Şimdi üzücü bir haber. Kirazın doğum yeri Kerassus (Giresun) ve yalnız Kerassus’da yetişiyor. Tüm komşulara oradan geçiyor. Günümüzde Giresun’da bir kiraz çekirdeği bile bulunmuyor. Bize artık komşularımızdan geliyor. Yazık, yazık, yazık. Haydi Giresunlu kadınlar kiraz yetiştirmeye…
Berberiler yemek yerken beş, Türkler ise üç parmağını kullanırmış. İkisini acaba ne yerken yutmuşlar? Evet evet soğuk bir espriydi.
Tavukgöğsü ve kazandibinin (muhteşem tatlar) kökleri Romalılara kadar uzanıyor.

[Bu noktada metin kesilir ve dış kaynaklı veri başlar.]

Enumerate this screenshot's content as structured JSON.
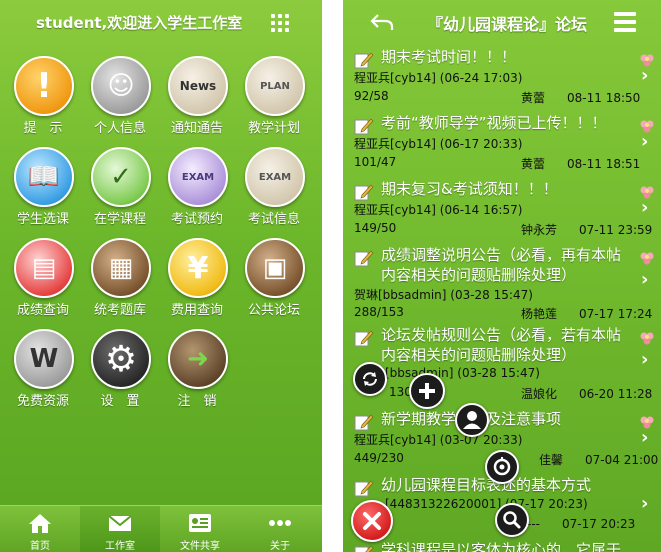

Bulaşık makinesinin ilk adımlarını biz kadınlar atmışız. Bulaşık yıkamak çileli, külfetlidir ve kadınlara yüklenmiştir. Onlar da “bir makine olsa ne güzel olur. O yıkar biz de başka şeyler yaparız” diye düşünmüşler ve kolları sıvamışlar. 19. yüzyıl ortalarında Amerika'da en az 30 kadın bulaşık makinesi patenti almış. Onlara minnettarım. Zaten kadının halinden kadın anlar!
1739’da bir Fransız gastronom kitabında şöyle yazıyor: “Modern aşçılık bir tür kimyagerliktir. Bugünün aşçısı yiyeceklerin analizini yaparak nasıl sindirileceğini, besleyici özelliklerini, hangi yiyeceklerle birlikte pişirileceğini keşfetmek zorundadır. Bu, tam anlamıyla bilimsel bir çalışma gerektirir.” Hani her ortama uyan bir atasözümüz vardır. Yemek içmek için de “Bana ne yediğini söyle sana kim olduğunu söyleyeyim” derler. “Mutfak” konusunda çoğunlukla sınıfta kalan ülkemizde “kim” olduğumuzu/olmadığımızı hüzünle kabul ediyoruz.
Bitirirken çok severek izlediğim Julie&Julia isimli filmi de hatırladım. Muhteşem Merly Streep’in Julia Child’i başarıyla canlandırdığı bu film Julia’nın Amerikalılara Fransız mutfağını tanıtma çabalarını anlatır.
Yani, lezzet elde etmek için uğraşmak, çabalamak,işi ciddiye almak gerekir ey aşçılar!!!
Balık ızgara, mangal, hamburgeri isteyen yesin. Yemek istemeyene de bir şans tanıyın.